Rose’s Garden by Peter H. Reynolds
Here’s a joyful little gift to share with your children over the long weekend … you don’t have to buy the book (although you eventually should), you can click here for the “telefable” version of this gorgeous, heartwarming story that celebrates a young woman’s spunky determination and hopeful patience that ultimately builds a welcoming community.
The Kennedy men have long been the subject of endless headlines, leaving the Kennedy women eclipsed more often than not. But honoring the late Kennedy matriarch, smack in the middle of Boston, is a wide-open space called The Rose Fitzgerald Kennedy Greenway, 15 acres of greenland comprising gardens, plazas, and tree-lined promenades.
The latest title from Peter Reynolds (So Few of Me, Ish, The Dot) is also dedicated to Mother Kennedy, “a woman who planted her own perennial garden.” After collecting seeds from all her travels (in a floating teapot!), Rose finds the perfect patch of empty land to start her garden. By the time she’s prepared the soil, the birds have had a feast of her seeds and she has but a few left. She waits patiently for the remaining few to finally sprout, enduring the challenges of each new season, waiting with faithful patience.
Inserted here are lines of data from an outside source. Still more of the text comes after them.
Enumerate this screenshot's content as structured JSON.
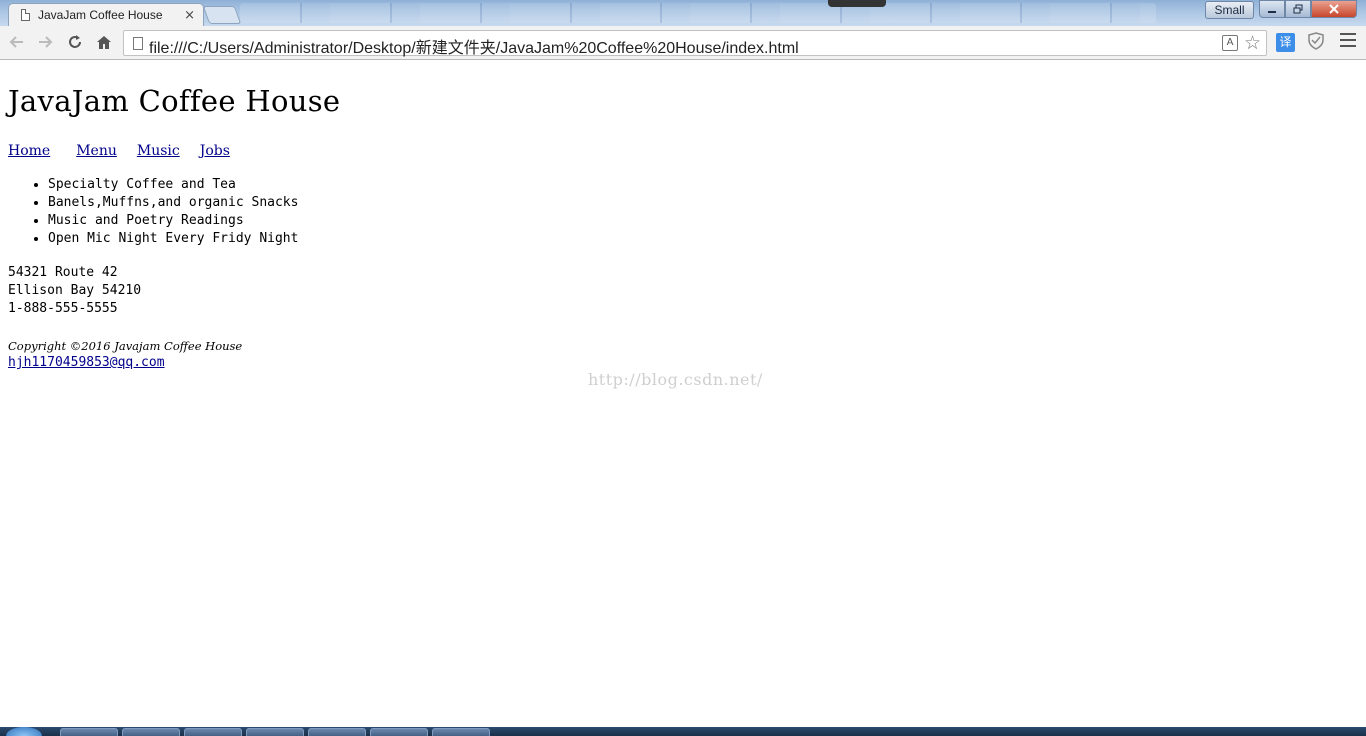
{
  "browser": {
    "tab_title": "JavaJam Coffee House",
    "tab_close_glyph": "×",
    "window_small_label": "Small",
    "url": "file:///C:/Users/Administrator/Desktop/新建文件夹/JavaJam%20Coffee%20House/index.html",
    "translate_ext_label": "译",
    "icons": {
      "back": "back-arrow-icon",
      "forward": "forward-arrow-icon",
      "reload": "reload-icon",
      "home": "home-icon",
      "page": "page-icon",
      "translate": "translate-icon",
      "star": "star-icon",
      "shield": "shield-icon",
      "menu": "menu-icon"
    }
  },
  "page": {
    "title": "JavaJam Coffee House",
    "nav": [
      "Home",
      "Menu",
      "Music",
      "Jobs"
    ],
    "features": [
      "Specialty Coffee and Tea",
      "Banels,Muffns,and organic Snacks",
      "Music and Poetry Readings",
      "Open Mic Night Every Fridy Night"
    ],
    "address": [
      "54321 Route 42",
      "Ellison Bay 54210",
      "1-888-555-5555"
    ],
    "copyright": "Copyright ©2016 Javajam Coffee House",
    "email": "hjh1170459853@qq.com",
    "watermark": "http://blog.csdn.net/"
  }
}
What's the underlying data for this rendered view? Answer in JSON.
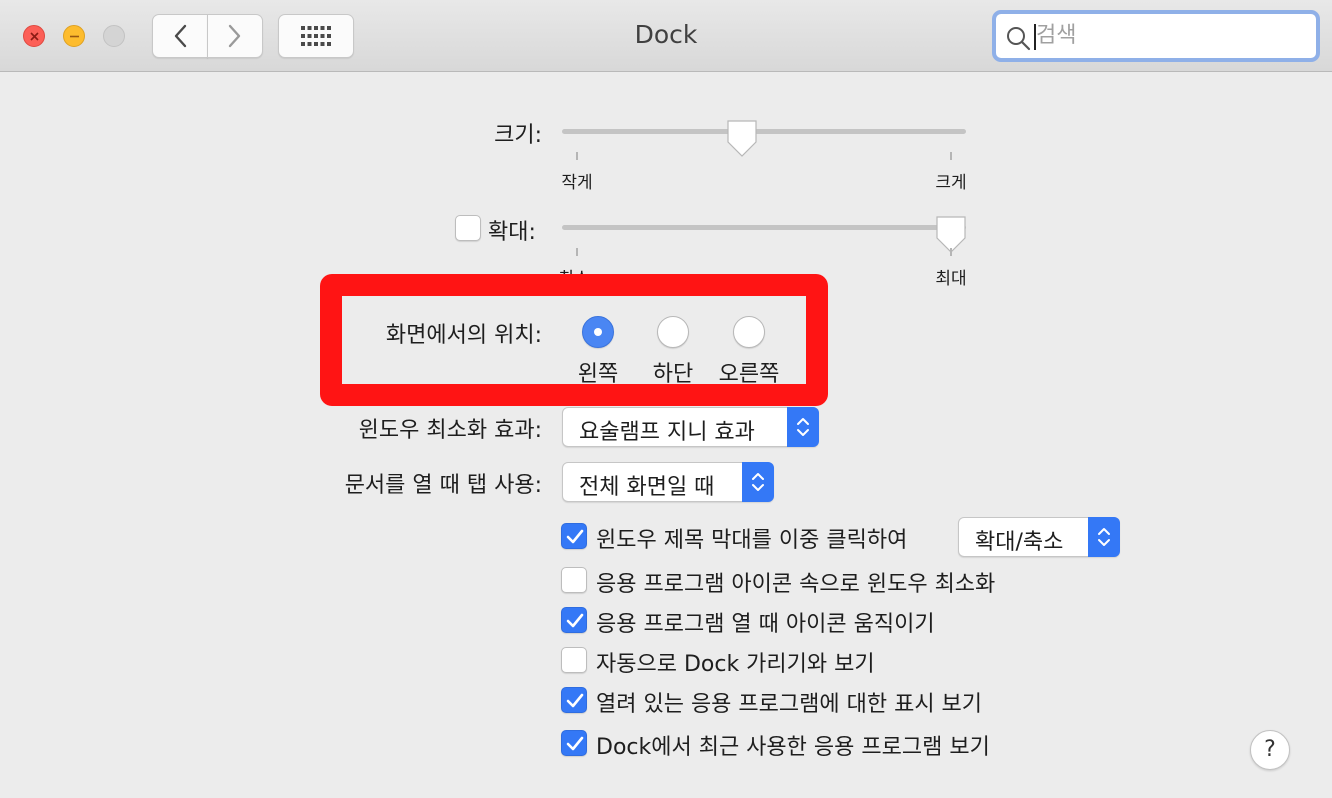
{
  "window": {
    "title": "Dock"
  },
  "search": {
    "placeholder": "검색"
  },
  "size": {
    "label": "크기:",
    "min_label": "작게",
    "max_label": "크게",
    "value_fraction": 0.44
  },
  "magnification": {
    "checked": false,
    "label": "확대:",
    "min_label": "최소",
    "max_label": "최대",
    "value_fraction": 1.0
  },
  "position": {
    "label": "화면에서의 위치:",
    "options": [
      {
        "label": "왼쪽",
        "selected": true
      },
      {
        "label": "하단",
        "selected": false
      },
      {
        "label": "오른쪽",
        "selected": false
      }
    ]
  },
  "minimize_effect": {
    "label": "윈도우 최소화 효과:",
    "value": "요술램프 지니 효과"
  },
  "prefer_tabs": {
    "label": "문서를 열 때 탭 사용:",
    "value": "전체 화면일 때"
  },
  "options": [
    {
      "label": "윈도우 제목 막대를 이중 클릭하여",
      "checked": true,
      "popup_value": "확대/축소"
    },
    {
      "label": "응용 프로그램 아이콘 속으로 윈도우 최소화",
      "checked": false
    },
    {
      "label": "응용 프로그램 열 때 아이콘 움직이기",
      "checked": true
    },
    {
      "label": "자동으로 Dock 가리기와 보기",
      "checked": false
    },
    {
      "label": "열려 있는 응용 프로그램에 대한 표시 보기",
      "checked": true
    },
    {
      "label": "Dock에서 최근 사용한 응용 프로그램 보기",
      "checked": true
    }
  ],
  "help": {
    "label": "?"
  },
  "colors": {
    "accent": "#3478f6",
    "highlight": "#ff1414"
  }
}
Seeing her alone, one by one, a new child presents her with a homemade flower … until the garden grows and grows: “Each told a story about coming to this city … having journeyed from all over the world, like seeds carried on a breeze.” Mixed in with the children’s stories and their colorful flowers, Rose’s seeds finally flower into the mix. “Each flower, real or paper, had appeared around her because Rose believed. Her faith had gathered a garden – and the stories of a city.”
Reynolds reveals on the back flap that he, too, “came to America as an immigrant, but calls Boston his home.” In a post-9/11 America where immigrants are far too often questioned, persecuted, and just not wanted, Rose’s Garden gently reminds us that we are all a community of immigrants – even the near-mythologized Kennedys, the ultimate American family. “She was home. … Surrounded by stories and flowers. Here in Rose’s garden. Everybody’s garden.”